Not a classic Jam Track, piss poor attempt at miming. No idea what got me as a 12 yr old - something must have. I know I went out & bought the single the next day and from there ...... 300 odd records later still picking up every release in every format, imports etc etc .....

0
the mvps | 19 October 2011 - 10:00pm

I think initially

it was this :

and

Well, the whole of 5D - that picture on the sleeve didn't hurt either.

Then it was just one joyful discovery after another as I wen through their back catalogue. Challenged at times, some albums hard to love. But with 3 great songwriters (McGuinn, Clarke, Crosby of course) and just such an all rounbd talented band they got me for life.

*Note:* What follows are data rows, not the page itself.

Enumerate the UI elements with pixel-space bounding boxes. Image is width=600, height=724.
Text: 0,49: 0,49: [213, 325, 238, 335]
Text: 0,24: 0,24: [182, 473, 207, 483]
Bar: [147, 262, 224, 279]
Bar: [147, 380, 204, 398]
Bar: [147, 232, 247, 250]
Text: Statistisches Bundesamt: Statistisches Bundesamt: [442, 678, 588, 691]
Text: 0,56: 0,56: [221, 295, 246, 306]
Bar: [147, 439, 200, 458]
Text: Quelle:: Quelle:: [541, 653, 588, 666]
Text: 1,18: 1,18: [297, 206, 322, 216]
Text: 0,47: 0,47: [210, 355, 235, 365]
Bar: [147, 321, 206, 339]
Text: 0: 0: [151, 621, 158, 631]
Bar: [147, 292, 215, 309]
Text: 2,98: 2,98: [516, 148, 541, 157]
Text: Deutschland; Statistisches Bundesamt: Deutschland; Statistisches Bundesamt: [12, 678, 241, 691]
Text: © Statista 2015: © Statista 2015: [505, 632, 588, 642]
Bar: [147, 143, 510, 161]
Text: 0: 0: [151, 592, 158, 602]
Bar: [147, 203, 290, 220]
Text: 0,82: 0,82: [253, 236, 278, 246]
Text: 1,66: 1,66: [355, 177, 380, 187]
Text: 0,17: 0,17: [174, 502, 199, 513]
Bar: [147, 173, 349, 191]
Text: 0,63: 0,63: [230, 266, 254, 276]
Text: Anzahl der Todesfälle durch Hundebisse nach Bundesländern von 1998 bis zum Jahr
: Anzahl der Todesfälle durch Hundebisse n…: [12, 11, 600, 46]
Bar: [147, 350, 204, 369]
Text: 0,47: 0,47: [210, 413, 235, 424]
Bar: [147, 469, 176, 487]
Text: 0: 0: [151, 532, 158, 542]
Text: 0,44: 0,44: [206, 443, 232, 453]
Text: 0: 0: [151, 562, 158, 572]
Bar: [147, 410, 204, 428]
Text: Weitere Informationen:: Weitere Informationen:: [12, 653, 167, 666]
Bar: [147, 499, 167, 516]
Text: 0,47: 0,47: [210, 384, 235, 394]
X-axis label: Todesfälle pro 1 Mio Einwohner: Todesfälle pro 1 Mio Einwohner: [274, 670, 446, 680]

Course when I realised that The Dead's turning point was when they tried to sound like The Byrds that was just a bonus :

0
Slick | 19 October 2011 - 10:09pm

Little Feat

I already had a Little Feat album and quite liked it, but the penny dropped with a resounding clang during a weekend's cat sitting with a mate in Liverpool. We were paid with a block of crumbly green stuff which added flavour to your Golden Virgina, and full run of a massive record collection. One of which was "Feats don't fail me now". Start of lifetime love of the Feat.

This is cracking - the band, plus Lowell's singing and slide playing. Marvellous.